My heartbeat raced to match his, and I pushed him back just enough that I could see his eyes. “I want to feel something good. Something real. Something that isn’t bitter, or cold, or ugly.” I stood on my toes to whisper the rest in his ear. “I want to feel alive again, Tod. Make me feel alive.”
When I dropped onto my heels, his gaze searched mine, tight spirals of cobalt twisting in and out of the darker blues in his irises. “Are you sure?”
“I’ve never been more sure of anything.” I took his hand and pulled him across the hall into my room, then closed the door behind us and leaned against it.
The heat in his eyes threatened to devour me.
I pulled his shirt off and dropped it on the floor. Then I had to touch him. “You’re beautiful,” I whispered, running my hands over his chest and down his stomach. My heart beat so hard I could almost hear it.
He laughed, and the sound was deep, like it got caught in his throat. “That’s my line.”
“You already said it.” And I could still see it in his eyes. “So why don’t you show me instead?”
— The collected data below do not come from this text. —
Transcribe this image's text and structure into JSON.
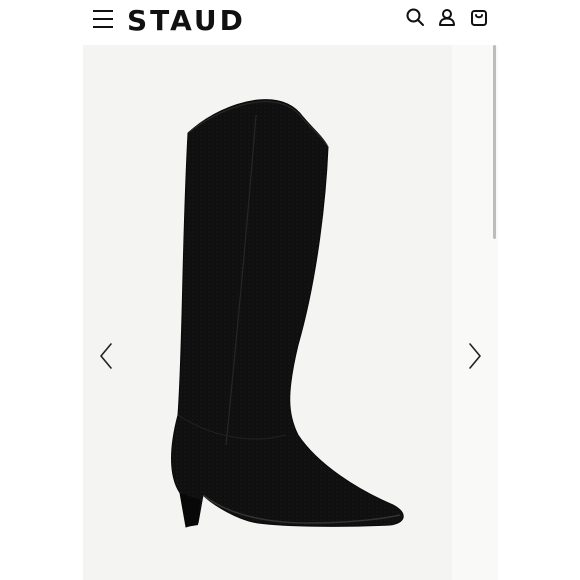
{
  "header": {
    "brand": "STAUD",
    "icons": {
      "menu": "hamburger-menu-icon",
      "search": "search-icon",
      "account": "account-icon",
      "bag": "shopping-bag-icon"
    }
  },
  "gallery": {
    "image": "black-suede-knee-high-boot",
    "prev_icon": "chevron-left-icon",
    "next_icon": "chevron-right-icon"
  },
  "colors": {
    "header_bg": "#ffffff",
    "stage_bg": "#f4f4f2",
    "boot": "#0e0e0e",
    "text": "#111111"
  }
}
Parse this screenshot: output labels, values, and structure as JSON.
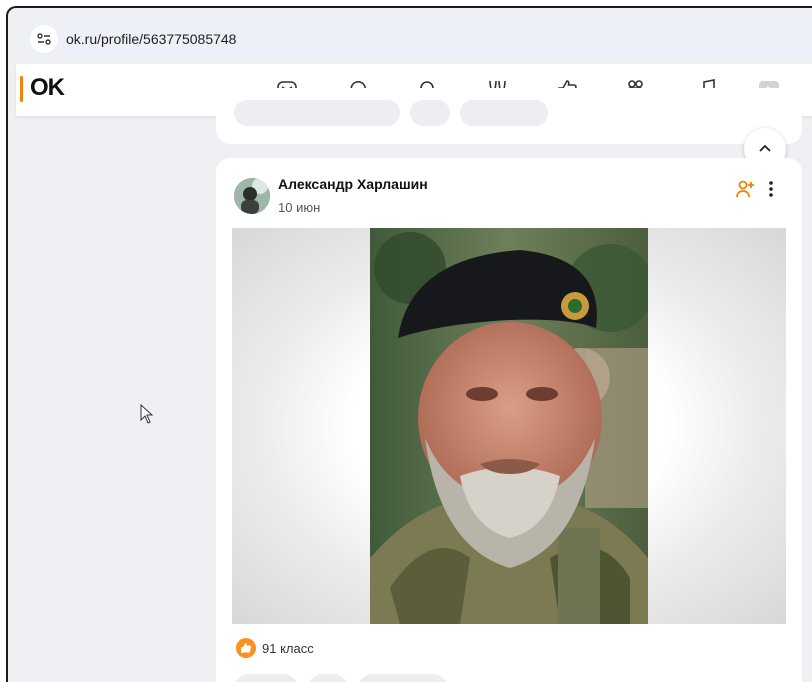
{
  "browser": {
    "url": "ok.ru/profile/563775085748"
  },
  "header": {
    "logo": "OK",
    "nav_icons": [
      "messages-icon",
      "discussions-icon",
      "notifications-icon",
      "guests-icon",
      "events-icon",
      "video-icon",
      "music-icon",
      "games-icon"
    ]
  },
  "post": {
    "author": "Александр Харлашин",
    "date": "10 июн",
    "likes": "91 класс"
  },
  "colors": {
    "accent": "#ee8208",
    "like": "#f7931e"
  }
}
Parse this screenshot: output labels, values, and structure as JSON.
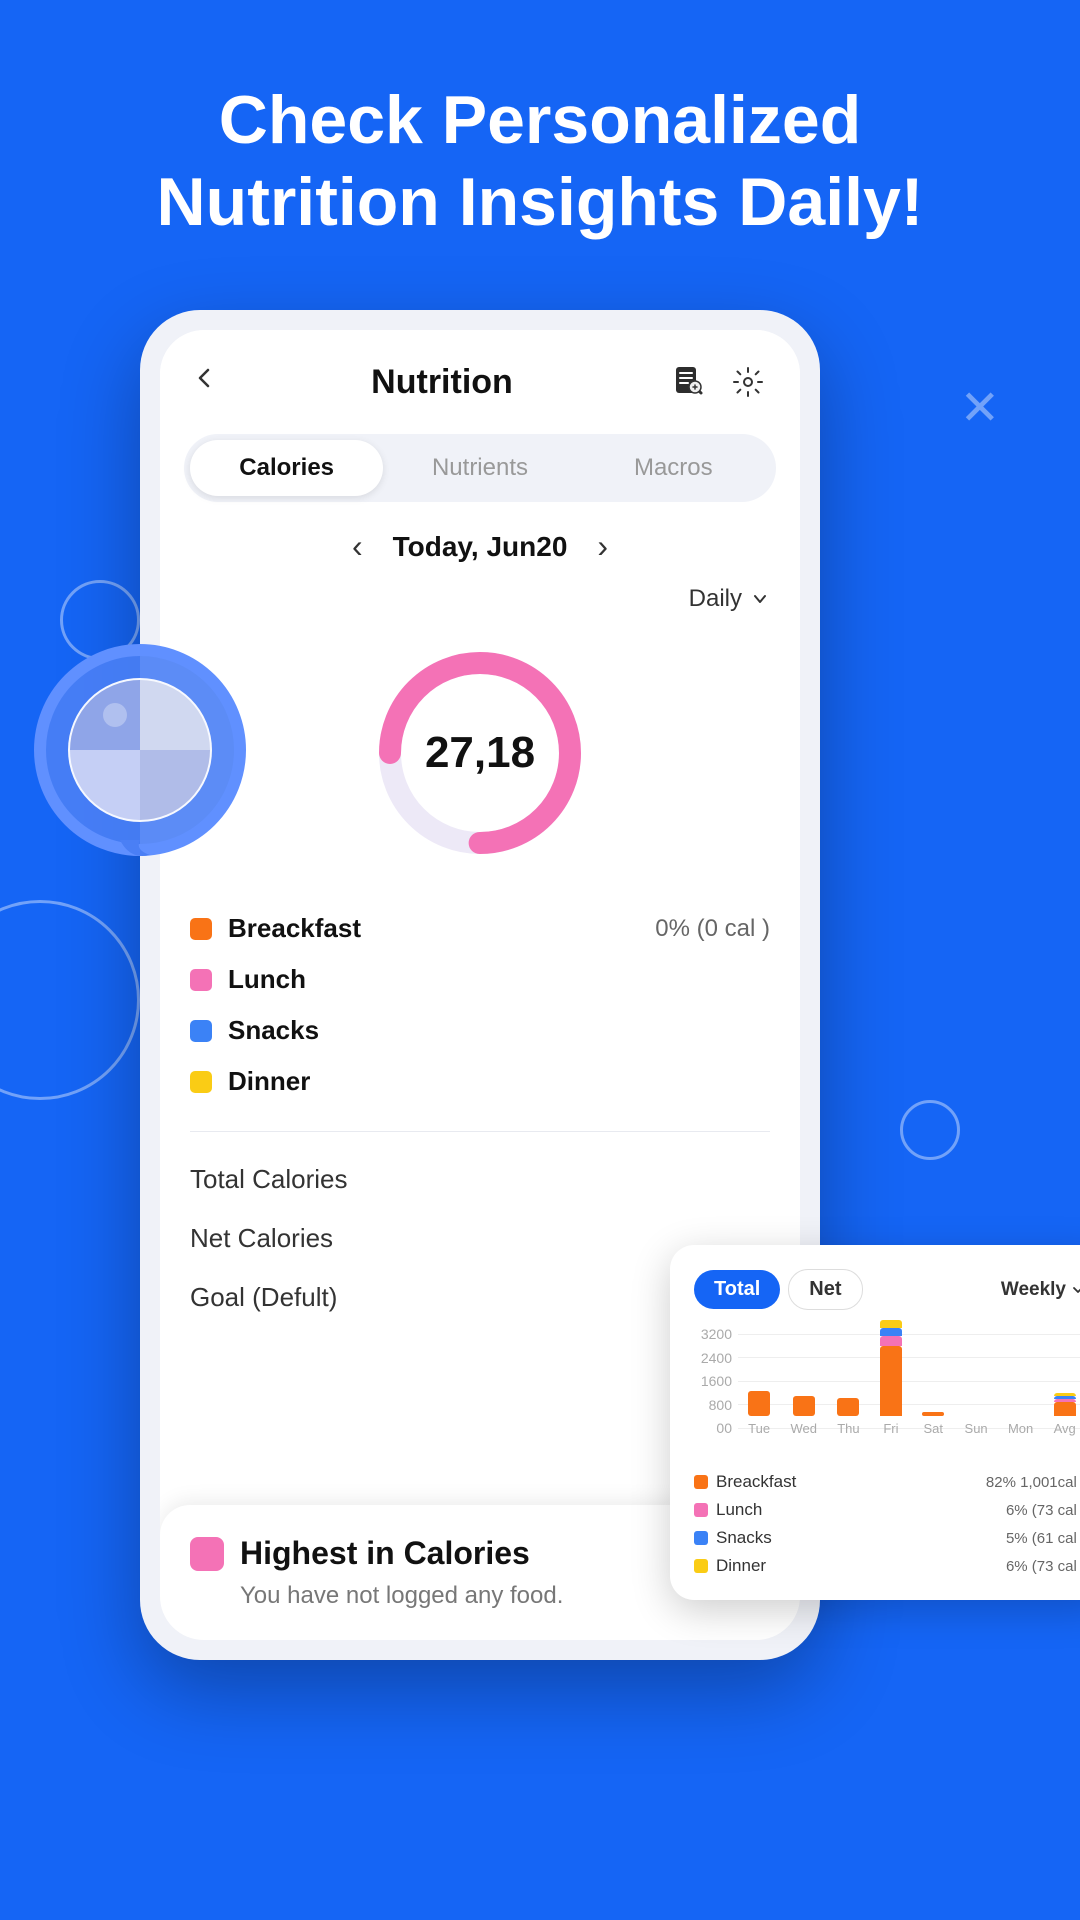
{
  "header": {
    "line1": "Check Personalized",
    "line2": "Nutrition Insights Daily!"
  },
  "phone": {
    "nav": {
      "title": "Nutrition",
      "back_icon": "←",
      "file_icon": "📄",
      "settings_icon": "⚙"
    },
    "tabs": [
      {
        "label": "Calories",
        "active": true
      },
      {
        "label": "Nutrients",
        "active": false
      },
      {
        "label": "Macros",
        "active": false
      }
    ],
    "date": {
      "label": "Today, Jun20",
      "prev_icon": "‹",
      "next_icon": "›"
    },
    "period": {
      "label": "Daily",
      "dropdown_icon": "∨"
    },
    "donut": {
      "value": "27,18",
      "progress_pct": 75,
      "color_track": "#e8eaf0",
      "color_fill": "#f472b6"
    },
    "legend": [
      {
        "name": "Breackfast",
        "color": "#f97316",
        "value": "0% (0 cal )"
      },
      {
        "name": "Lunch",
        "color": "#f472b6",
        "value": ""
      },
      {
        "name": "Snacks",
        "color": "#3b82f6",
        "value": ""
      },
      {
        "name": "Dinner",
        "color": "#facc15",
        "value": ""
      }
    ],
    "stats": [
      "Total Calories",
      "Net Calories",
      "Goal (Defult)"
    ],
    "bottom_card": {
      "icon_color": "#f472b6",
      "title": "Highest in Calories",
      "description": "You have not logged any food."
    }
  },
  "weekly_chart": {
    "tabs": [
      {
        "label": "Total",
        "active": true
      },
      {
        "label": "Net",
        "active": false
      }
    ],
    "period_label": "Weekly",
    "grid_labels": [
      "3200",
      "2400",
      "1600",
      "800",
      "00"
    ],
    "day_labels": [
      "Tue",
      "Wed",
      "Thu",
      "Fri",
      "Sat",
      "Sun",
      "Mon",
      "Avg"
    ],
    "bars": [
      {
        "day": "Tue",
        "breakfast": 25,
        "lunch": 0,
        "snacks": 0,
        "dinner": 0
      },
      {
        "day": "Wed",
        "breakfast": 20,
        "lunch": 0,
        "snacks": 0,
        "dinner": 0
      },
      {
        "day": "Thu",
        "breakfast": 18,
        "lunch": 0,
        "snacks": 0,
        "dinner": 0
      },
      {
        "day": "Fri",
        "breakfast": 70,
        "lunch": 10,
        "snacks": 8,
        "dinner": 8
      },
      {
        "day": "Sat",
        "breakfast": 4,
        "lunch": 0,
        "snacks": 0,
        "dinner": 0
      },
      {
        "day": "Sun",
        "breakfast": 0,
        "lunch": 0,
        "snacks": 0,
        "dinner": 0
      },
      {
        "day": "Mon",
        "breakfast": 0,
        "lunch": 0,
        "snacks": 0,
        "dinner": 0
      },
      {
        "day": "Avg",
        "breakfast": 14,
        "lunch": 3,
        "snacks": 3,
        "dinner": 3
      }
    ],
    "legend": [
      {
        "name": "Breackfast",
        "color": "#f97316",
        "value": "82% 1,001cal )"
      },
      {
        "name": "Lunch",
        "color": "#f472b6",
        "value": "6% (73 cal )"
      },
      {
        "name": "Snacks",
        "color": "#3b82f6",
        "value": "5% (61 cal )"
      },
      {
        "name": "Dinner",
        "color": "#facc15",
        "value": "6% (73 cal )"
      }
    ]
  }
}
Tod groaned. “If you don’t mean that, please tell me now.”
I stepped back and unhooked my bra. “I mean it.” I let the material fall to the floor between us, and his gaze smoldered. “Show me.”
I closed my eyes, and waited for him, my entire body buzzing in anticipation.
His fingers brushed mine first and the sparks started there, then followed his touch as it skimmed slowly over my knuckles and up the back of my arm. I could hardly breathe. How could such little contact—innocent, yet scorchingly intimate—bring my entire world grinding to a halt, like the planet had suddenly stopped spinning?